The SNP has hoist itself on the petard of the treatment-time target and I'm afraid there it will hang until the problem is sorted out. Much of the success of the SNP in recent years has been on the basis of the smooth running of the National Health Service. And the Government is right to say that things are much better than they were with more than 90 per cent of health board targets being met. However it has to avoid appearing to be either complacent or passing the buck.

But at least everyone can agree that the bed blocking problem is primarily about lack of social care. Many people thought, misguidedly, that the policy of free personal care for the elderly, introduced by the Lib-Lab coalition in 2001, had solved the problem and that delayed discharge was now an English disease; not so. In fact, the bed blocking figures in Scotland are the same as south of the Border.

Free care may have contributed to keeping more older people independent in their homes for longer. It is a humane policy that largely pays for itself, at least in theory. But care is increasingly expensive and the upfront cost has to be paid for by someone.

Most people understand this but dealing with it is another matter. Scottish politics is tribal at the best of times and in the run-up to an election sensible discussion is almost impossible. Labour say that the NHS is simply "not safe in SNP hands". The SNP blame the Labour legacy combined with Westminster cuts.

Local authorities complain about spending constraints and the council tax cap. And it's true that there has been a squeeze in council budgets.(Mind you, it doesn't help when when councils like Edinburgh blow a billion pounds on a vanity project like the trams.)

But polemics aside, it is time to remember that all of Scotland's political parties are on the same side here: they want the NHS to work properly as a publicly provided service. These are important matters and it is right that people are concerned.

That's why The Herald is reopening its Time for Action campaign to try to provide a forum in which these issues can be discussed without degenerating into party political squabbling and tribal rancour.

The matter is of some urgency because of the imminent moves to merge health and social care budgets from April. There needs to be common agreement on matters such as staffing levels, bed numbers, care costs and who does what before this merger begins or else things could very rapidly get out of control.

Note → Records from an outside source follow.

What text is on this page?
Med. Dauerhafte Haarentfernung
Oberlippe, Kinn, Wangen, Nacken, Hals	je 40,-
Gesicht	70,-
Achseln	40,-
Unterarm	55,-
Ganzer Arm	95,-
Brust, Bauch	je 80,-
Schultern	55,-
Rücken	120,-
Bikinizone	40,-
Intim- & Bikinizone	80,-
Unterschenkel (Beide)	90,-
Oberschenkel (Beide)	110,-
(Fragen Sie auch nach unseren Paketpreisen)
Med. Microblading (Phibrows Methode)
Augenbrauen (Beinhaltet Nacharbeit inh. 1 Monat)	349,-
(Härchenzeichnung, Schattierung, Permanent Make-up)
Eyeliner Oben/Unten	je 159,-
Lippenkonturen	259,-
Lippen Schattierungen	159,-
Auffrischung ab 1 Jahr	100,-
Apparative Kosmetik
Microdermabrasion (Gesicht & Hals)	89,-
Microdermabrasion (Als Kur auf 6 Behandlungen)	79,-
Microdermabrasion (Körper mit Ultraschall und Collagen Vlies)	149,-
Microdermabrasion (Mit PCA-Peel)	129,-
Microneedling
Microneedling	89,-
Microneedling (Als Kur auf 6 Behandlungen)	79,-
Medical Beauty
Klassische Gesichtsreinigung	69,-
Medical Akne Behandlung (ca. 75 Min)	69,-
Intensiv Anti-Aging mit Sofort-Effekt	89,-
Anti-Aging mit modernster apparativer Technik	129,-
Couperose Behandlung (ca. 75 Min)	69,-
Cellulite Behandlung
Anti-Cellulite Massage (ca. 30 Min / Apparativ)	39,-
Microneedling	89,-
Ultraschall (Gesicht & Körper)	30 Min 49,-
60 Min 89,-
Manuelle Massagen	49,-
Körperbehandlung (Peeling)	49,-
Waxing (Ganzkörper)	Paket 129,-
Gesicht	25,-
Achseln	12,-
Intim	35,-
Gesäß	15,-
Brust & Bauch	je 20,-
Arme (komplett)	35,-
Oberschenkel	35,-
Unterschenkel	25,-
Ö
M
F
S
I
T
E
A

The merger of health and social care makes clear institutional sense and has been long in the planning. But it could turn into an exercise in bureaucracy, or worse. We have seen this week in Greater Manchester how merging health and social care budgets can rapidly become a party political battle ground with accusations that the NHS is being "broken up".

The thing to bear in mind is that public trust in the NHS is remarkably high in Scotland despite the succession of scandals and shocks from Vale of Leven to Mid Staffs.

The big increases in funding provided by the Barnett Formula in the first decade of the 21st century did a lot to transform a ramshackle and outdated service. Scotland benefited from higher per capita spending and avoided the disruption caused by the wave of market-based reforms south of the Border.

But the good times are probably over for the Scottish NHS. The population is ageing rapidly and the Barnett Formula is being squeezed and reformed. The year-on-year increases cannot be relied upon in future to keep the service ahead of the game. All the more reason to change the terms of play and ensure that we are all on the same side.